Kinshasa, 20 novembre 2025 — La République démocratique du Congo franchit un nouveau cap dans la réforme de son système judiciaire avec l’adoption d’une stratégie nationale de lutte contre la corruption couvrant la période 2025-2029. Élaborée sous la supervision du ministère de la Justice, avec l’appui technique de l’ONG internationale RCN Justice et Démocratie et la participation active du Conseil supérieur de la magistrature, cette stratégie apporte un cadre global destiné à assainir durablement un secteur longtemps miné par des pratiques corrosives.
Ce document structurant repose sur trois piliers majeurs — la prévention, la détection & investigation, et la répression — afin de renforcer l’intégrité, l’indépendance et la crédibilité des institutions judiciaires, tout en restaurant la confiance du public. Pour la première fois, les trois ordres juridictionnels concernés — constitutionnel, judiciaire et administratif — sont intégrés dans une même approche de lutte contre la corruption.
Dans un contexte marqué par des dérives persistantes telles que le marchandage des décisions, le clientélisme, les interférences politiques, les retards injustifiés des prononcés ou encore le monnayage de certaines décisions judiciaires, la stratégie entend s’attaquer aux racines profondes d’un mal systémique. Le document recense notamment l’arbitraire, le détournement des frais de justice, le trafic d’influence, la complicité entre magistrats, avocats et justiciables, ainsi que la culture de l’impunité comme autant de fléaux à éradiquer.
Un axe prévention ambitieux
Le premier volet de la stratégie mise sur le renforcement du cadre juridique et institutionnel, la formation du personnel judiciaire et la sensibilisation du public. Huit résultats clés sont attendus, parmi lesquels le renforcement de l’indépendance du pouvoir judiciaire, l’effectivité des procédures disciplinaires, la transparence du fonctionnement des juridictions, ainsi que l’intégration de la dimension genre dans l’administration de la justice. La stratégie vise également à redynamiser le Syndicat des magistrats et à améliorer les capacités des administrations judiciaires, des parquets et des établissements pénitentiaires.
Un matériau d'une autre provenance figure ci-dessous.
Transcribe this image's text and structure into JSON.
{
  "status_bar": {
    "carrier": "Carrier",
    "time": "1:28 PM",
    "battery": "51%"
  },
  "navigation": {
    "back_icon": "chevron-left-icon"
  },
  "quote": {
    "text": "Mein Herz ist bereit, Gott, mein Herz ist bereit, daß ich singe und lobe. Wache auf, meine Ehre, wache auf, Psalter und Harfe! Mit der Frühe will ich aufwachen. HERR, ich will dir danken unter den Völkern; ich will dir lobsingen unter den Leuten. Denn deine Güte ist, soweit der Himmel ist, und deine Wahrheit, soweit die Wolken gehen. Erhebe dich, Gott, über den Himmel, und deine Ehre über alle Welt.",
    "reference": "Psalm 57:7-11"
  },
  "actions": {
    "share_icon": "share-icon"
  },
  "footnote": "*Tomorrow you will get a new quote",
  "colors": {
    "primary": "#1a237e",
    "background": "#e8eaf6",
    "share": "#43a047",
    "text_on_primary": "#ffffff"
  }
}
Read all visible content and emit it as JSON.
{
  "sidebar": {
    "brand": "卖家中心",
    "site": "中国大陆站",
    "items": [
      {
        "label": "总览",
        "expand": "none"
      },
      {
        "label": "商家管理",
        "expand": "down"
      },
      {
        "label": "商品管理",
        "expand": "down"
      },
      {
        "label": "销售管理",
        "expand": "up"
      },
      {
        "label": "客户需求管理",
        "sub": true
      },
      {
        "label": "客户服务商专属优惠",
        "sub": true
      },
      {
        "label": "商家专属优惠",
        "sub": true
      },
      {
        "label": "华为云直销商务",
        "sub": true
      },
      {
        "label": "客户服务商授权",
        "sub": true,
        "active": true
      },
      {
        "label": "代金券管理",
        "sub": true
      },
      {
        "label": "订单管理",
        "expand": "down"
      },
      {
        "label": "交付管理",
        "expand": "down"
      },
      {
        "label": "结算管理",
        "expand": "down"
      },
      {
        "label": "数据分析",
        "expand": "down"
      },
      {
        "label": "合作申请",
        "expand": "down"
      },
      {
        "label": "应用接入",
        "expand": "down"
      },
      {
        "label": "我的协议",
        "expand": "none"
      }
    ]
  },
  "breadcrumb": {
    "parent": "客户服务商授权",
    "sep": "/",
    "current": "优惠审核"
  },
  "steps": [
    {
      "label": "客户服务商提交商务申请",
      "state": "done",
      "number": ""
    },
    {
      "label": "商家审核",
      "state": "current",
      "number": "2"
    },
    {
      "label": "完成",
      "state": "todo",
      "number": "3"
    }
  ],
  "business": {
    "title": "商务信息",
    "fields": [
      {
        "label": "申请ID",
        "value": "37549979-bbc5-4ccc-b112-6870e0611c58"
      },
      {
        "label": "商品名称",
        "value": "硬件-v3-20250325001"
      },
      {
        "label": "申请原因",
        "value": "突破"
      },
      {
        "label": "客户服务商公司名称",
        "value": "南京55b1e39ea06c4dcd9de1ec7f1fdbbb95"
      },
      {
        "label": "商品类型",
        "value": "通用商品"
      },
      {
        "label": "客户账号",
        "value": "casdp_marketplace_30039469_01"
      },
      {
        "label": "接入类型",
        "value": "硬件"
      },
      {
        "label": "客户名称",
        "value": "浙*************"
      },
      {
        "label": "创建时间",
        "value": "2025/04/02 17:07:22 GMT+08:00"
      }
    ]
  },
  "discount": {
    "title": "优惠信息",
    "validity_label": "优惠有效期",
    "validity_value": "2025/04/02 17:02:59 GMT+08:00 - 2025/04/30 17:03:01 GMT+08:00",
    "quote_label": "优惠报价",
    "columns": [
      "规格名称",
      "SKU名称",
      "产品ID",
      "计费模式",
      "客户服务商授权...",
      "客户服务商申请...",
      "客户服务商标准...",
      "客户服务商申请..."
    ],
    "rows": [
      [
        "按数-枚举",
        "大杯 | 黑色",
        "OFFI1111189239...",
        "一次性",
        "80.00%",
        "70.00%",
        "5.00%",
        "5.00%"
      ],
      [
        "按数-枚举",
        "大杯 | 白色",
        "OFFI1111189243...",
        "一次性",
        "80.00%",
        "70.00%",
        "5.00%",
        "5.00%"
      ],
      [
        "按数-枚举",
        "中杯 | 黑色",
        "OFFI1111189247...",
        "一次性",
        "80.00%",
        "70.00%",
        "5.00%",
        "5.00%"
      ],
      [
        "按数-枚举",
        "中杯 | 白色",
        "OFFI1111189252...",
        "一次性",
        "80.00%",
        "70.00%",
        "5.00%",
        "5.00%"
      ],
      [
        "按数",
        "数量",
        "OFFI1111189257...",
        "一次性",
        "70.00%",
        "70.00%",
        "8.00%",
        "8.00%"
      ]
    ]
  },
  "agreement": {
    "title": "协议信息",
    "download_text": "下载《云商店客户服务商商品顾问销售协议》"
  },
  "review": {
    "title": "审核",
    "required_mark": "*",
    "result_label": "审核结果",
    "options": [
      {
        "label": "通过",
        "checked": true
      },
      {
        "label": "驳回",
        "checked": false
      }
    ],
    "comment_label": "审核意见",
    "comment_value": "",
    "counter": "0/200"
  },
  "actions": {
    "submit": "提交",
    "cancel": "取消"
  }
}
Détection et investigation : moderniser les mécanismes de contrôle
Pour lutter efficacement contre les pratiques corruptives, le deuxième pilier entend systématiser la détection des actes de corruption grâce à des outils modernes et innovants. Il place la formation continue des magistrats et greffiers au cœur du dispositif, aux côtés de la numérisation du système judiciaire et de l’amélioration des mécanismes de signalement. La stratégie insiste sur la nécessité d’un organisme spécialisé chargé des enquêtes, afin de réduire les influences qui entravent la recherche de preuves crédibles.
Un dispositif répressif renforcé
Le troisième axe porte sur l’obligation de sanctionner systématiquement les auteurs d’actes de corruption, tant sur le plan disciplinaire que pénal. Les suspicions devront être poursuivies sans délai, et les sanctions appliquées de manière effective. Cette rigueur vise à briser le cercle vicieux de l’impunité et à restaurer l’autorité du droit, dans un secteur où les dérives ont souvent affaibli la confiance des justiciables.
Une élaboration inclusive et un pilotage partagé
Fruit d’un processus participatif, la stratégie a été construite avec l’appui du Groupe thématique Justice et Droits humains, du Programme PARJ2, de l’Union européenne ainsi que du projet REPLIC financé par la coopération belge. Acteurs judiciaires, société civile, partenaires techniques et scientifiques ont activement contribué à son élaboration.
Pour garantir une mise en œuvre efficace, la stratégie recommande la création d’un organe hybride de coordination réunissant le CSM, le ministère de la Justice, l’APLC, l’OSCEP, les partenaires techniques et financiers ainsi que les organisations de la société civile. Cet organe devra produire des plans d’actions annuels fondés sur des indicateurs mesurables, afin d’assurer suivi, transparence et redevabilité.
Par cette initiative structurante, la RDC ambitionne de bâtir une justice plus intègre, plus indépendante et véritablement au service du citoyen — une justice où la corruption n’a plus droit de cité.